There is no Christian without community. Today we are celebrating the feast of two saints together—Timothy and Titus. No one works alone for the Gospel. Perhaps it is easier and far more convenient to be a solo Christian, for it is often difficult to work with others, especially when their idiosyncrasies, differences of opinion, and attitudinal problems conflict with ours. Jesus had his frustrating moments with his disciples, but he chose to have them share in his work rather than do it all by himself. For, in painstakingly dealing with such difficult moments in community, we learn to be an authentic Christian community. 

How willing are you to exercise your vocational ministry in your family or workplace or in the church in shared mission?


One of the ways to motivate people to take on higher responsibilities is to recognize the contributions they are already making and the talents they have. They need to be affirmed of whatever gifts that God has bestowed upon them so that what they have and what they are doing with it can be reinforced. When St. Paul chose Timothy and Titus to be bishops of their respective churches, he was not looking merely at their gifts and talents.

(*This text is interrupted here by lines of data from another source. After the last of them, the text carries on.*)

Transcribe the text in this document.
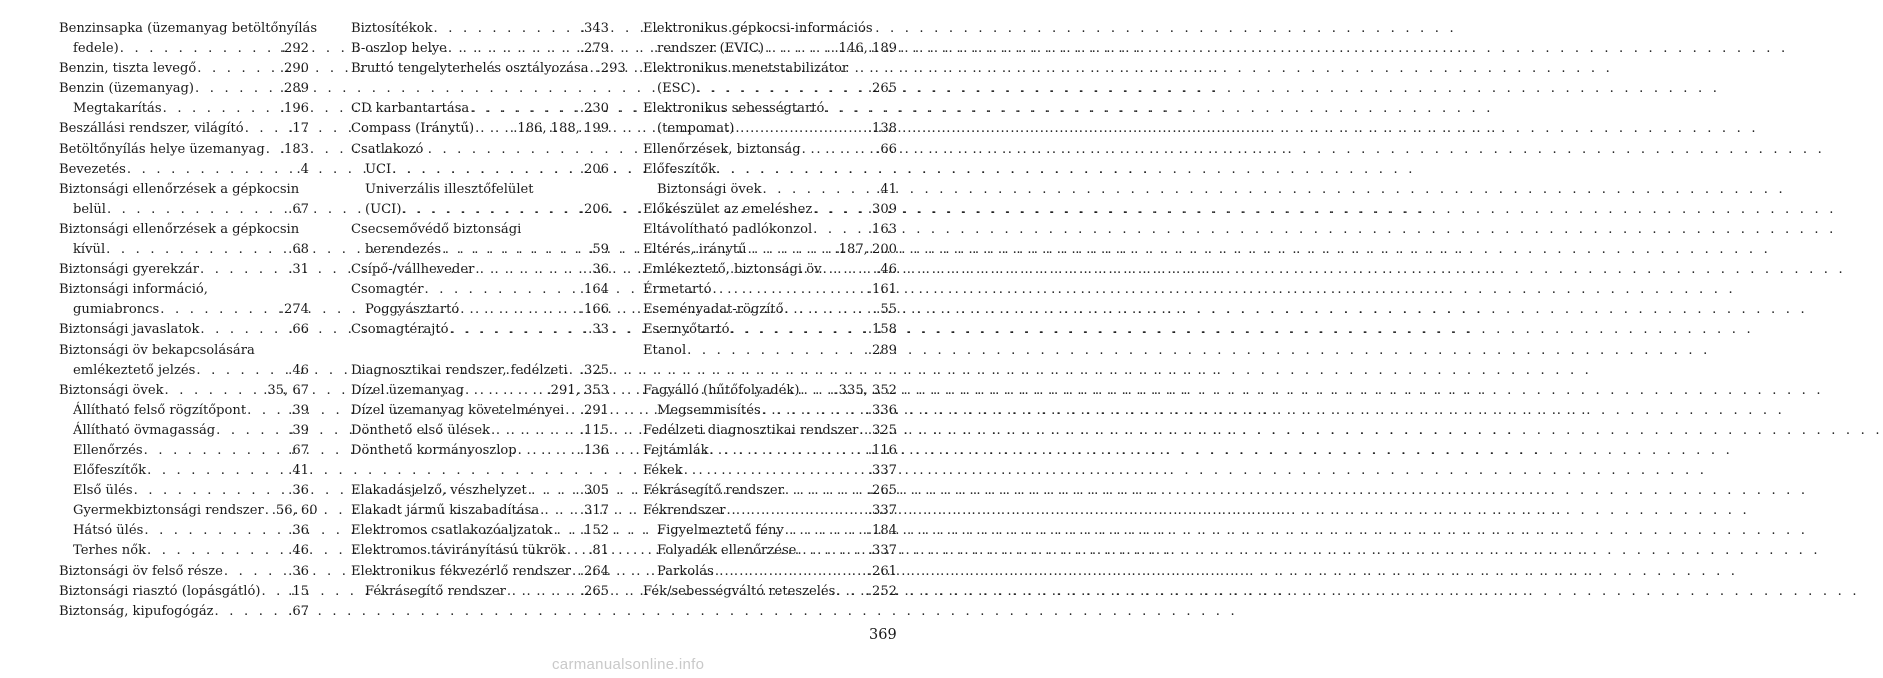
Benzinsapka (üzemanyag betöltőnyílás
fedele) . . .	.292
Benzin, tiszta levegő . . .	.290
Benzin (üzemanyag) . . .	.289
Megtakarítás . . .	.196
Beszállási rendszer, világító . . .	.17
Betöltőnyílás helye üzemanyag . . . .183
Bevezetés . . .	.4
Biztonsági ellenőrzések a gépkocsin
belül . . .	.67
Biztonsági ellenőrzések a gépkocsin
kívül . . .	.68
Biztonsági gyerekzár . . .	.31
Biztonsági információ,
gumiabroncs . . .	.274
Biztonsági javaslatok . . .	.66
Biztonsági öv bekapcsolására
emlékeztető jelzés . . .	.46
Biztonsági övek . . .	.35, 67
Állítható felső rögzítőpont . . .	.39
Állítható övmagasság . . .	.39
Ellenőrzés . . .	.67
Előfeszítők . . .	.41
Első ülés . . .	.36
Gyermekbiztonsági rendszer . . . .56, 60
Hátsó ülés . . .	.36
Terhes nők . . .	.46
Biztonsági öv felső része . . .	.36
Biztonsági riasztó (lopásgátló) . . . .15
Biztonság, kipufogógáz . . .	.67
Biztosítékok . . .	.343
B-oszlop helye . . .	.279
Bruttó tengelyterhelés osztályozása . . . .293
CD karbantartása . . .	.230
Compass (Iránytű) . . .	.186, 188, 199
Csatlakozó
UCI . . .	.206
Univerzális illesztőfelület
(UCI) . . .	.206
Csecsemővédő biztonsági
berendezés . . .	.59
Csípő-/vállheveder . . .	.36
Csomagtér . . .	.164
Poggyásztartó . . .	.166
Csomagtérajtó . . .	.33
Diagnosztikai rendszer, fedélzeti . . . .325
Dízel üzemanyag . . .	.291, 353
Dízel üzemanyag követelményei . . . .291
Dönthető első ülések . . .	.115
Dönthető kormányoszlop . . .	.136
Elakadásjelző, vészhelyzet . . .	.305
Elakadt jármű kiszabadítása . . .	.317
Elektromos csatlakozóaljzatok . . . .152
Elektromos távirányítású tükrök . . . .81
Elektronikus fékvezérlő rendszer . . . .264
Fékrásegítő rendszer . . .	.265
Elektronikus gépkocsi-információs
rendszer (EVIC) . . .	.146, 189
Elektronikus menetstabilizátor
(ESC) . . .	.265
Elektronikus sebességtartó
(tempomat) . . .	.138
Ellenőrzések, biztonság . . .	.66
Előfeszítők
Biztonsági övek . . .	.41
Előkészület az emeléshez . . .	.309
Eltávolítható padlókonzol . . .	.163
Eltérés, iránytű . . .	.187, 200
Emlékeztető, biztonsági öv . . .	.46
Érmetartó . . .	.161
Eseményadat-rögzítő . . .	.55
Esernyőtartó . . .	.158
Etanol . . .	.289
Fagyálló (hűtőfolyadék) . . .	.335, 352
Megsemmisítés . . .	.336
Fedélzeti diagnosztikai rendszer . . . .325
Fejtámlák . . .	.116
Fékek . . .	.337
Fékrásegítő rendszer . . .	.265
Fékrendszer . . .	.337
Figyelmeztető fény . . .	.184
Folyadék ellenőrzése . . .	.337
Parkolás . . .	.261
Fék/sebességváltó reteszelés . . . .252
369
carmanualsonline.info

In fact, Timothy and Titus were rather young to be the bishops of the churches. Rather, St. Paul recognized the faith that they had.

And especially for Timothy, St. Paul reminded him of the sincere faith which was handed down from his grandmother and his mother. St. Paul affirmed Timothy that he saw this faith in him, and that was sufficient for him to lead the church that was entrusted to him. Here, it is good to remember that faith is not so much taught as it is caught. The faith that we have is "caught" from others - our parents, our teachers, our friends, etc. Hence, we have a faith to share, a faith that others are waiting to catch, so that they too will come to know God and believe in Him.